Taking a machine interpretable reaction format and render it up in a way that is at least reasonably agreeable to chemists requires a fair bit of algorithmic sophistication, and there has been a lot of work on this, both within the app and the serverside libraries used to create data for export formats, like HTML/SVG and Microsoft Word. This is coming along quite well, and has recently been joined by the MolSync data sharing service, which produces its own stylised output for experimental content.
The best way to see it is to take a look:
The first two chemical documents are Experiment datasheets that each describe the new chemistry that was published in the first two peer reviewed papers from the beginning of my lab career (the first one from my Masters research, the second being the first publication-worthy results from my Doctoral research).

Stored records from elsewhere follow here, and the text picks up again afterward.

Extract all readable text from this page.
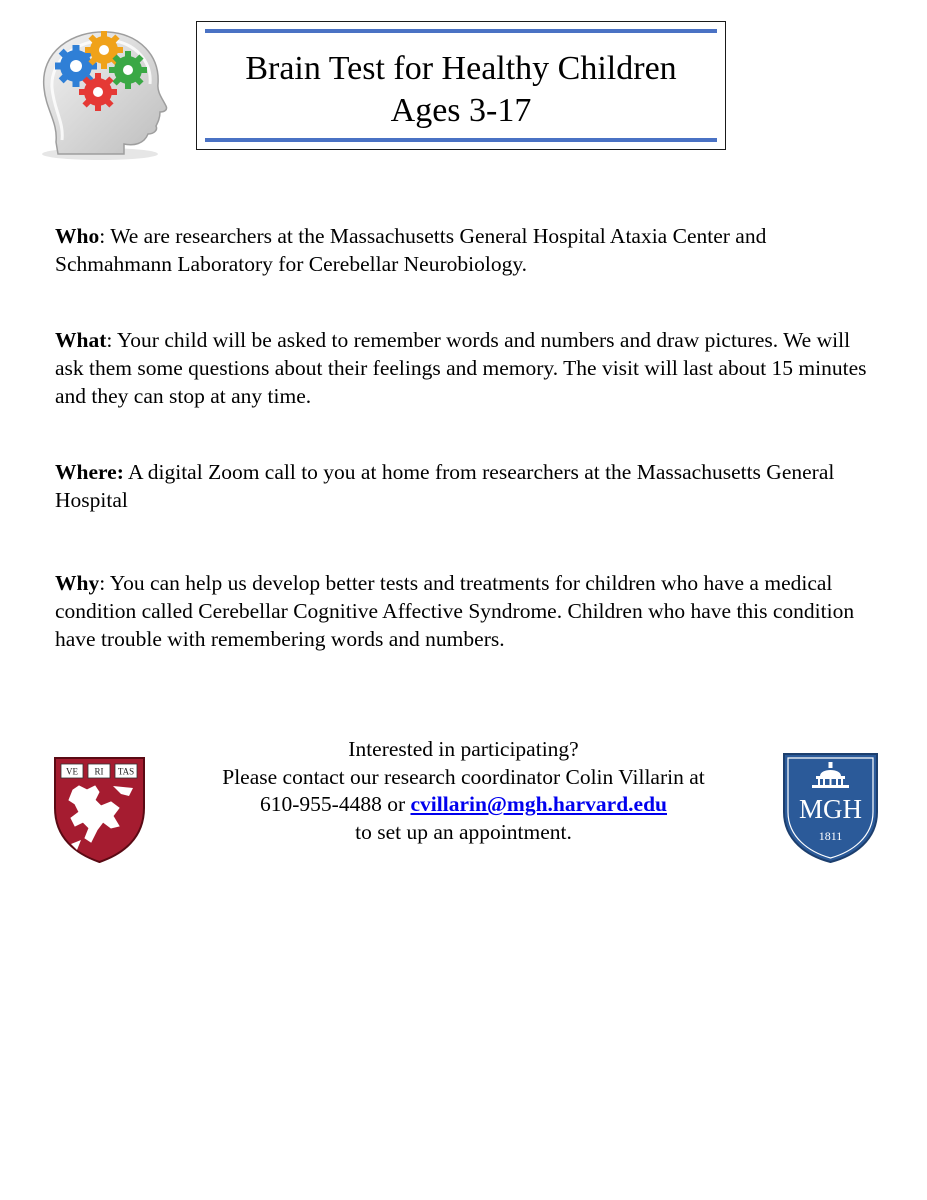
Brain Test for Healthy Children
Ages 3-17
Who: We are researchers at the Massachusetts General Hospital Ataxia Center and Schmahmann Laboratory for Cerebellar Neurobiology.
What: Your child will be asked to remember words and numbers and draw pictures. We will ask them some questions about their feelings and memory. The visit will last about 15 minutes and they can stop at any time.
Where: A digital Zoom call to you at home from researchers at the Massachusetts General Hospital
Why: You can help us develop better tests and treatments for children who have a medical condition called Cerebellar Cognitive Affective Syndrome. Children who have this condition have trouble with remembering words and numbers.
VE RI TAS
Interested in participating?
Please contact our research coordinator Colin Villarin at
610-955-4488 or cvillarin@mgh.harvard.edu
to set up an appointment.
MGH
1811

This information is out there in the literature in the form of PDF files, and some ink on dead-trees, and a long lost floppy disk that contained the original computer-drawn graphics, in a format that was not usefully meaningful to cheminformatics software. Now, with a well structured dataformat that can be downloaded by anyone with the link in either its raw form or an on-demand graphical rendition thereof, in principle this research is now readily available to any suitably intelligent database that wishes to curate the content and do something with it.
The third document contains several reactions that I picked more or less at random from the ChemSpider Synthetic Pages service. This is an idea that I’m personally quite partial to, since I’ve always been an advocate of having successful chemical reactions published, regardless of whether they are exciting enough for inclusion in a conventional manuscript. The only problem is that just like every other publication, the content is a combination of quasi-informatics diagrams and human readable text, with a bit of automatic text mining thrown in. The actual definition of the reaction taking place is still intractible to a machine learning algorith, but not so for the redrawn versions from the Green Lab Notebook app, shared publicly on molsync.com.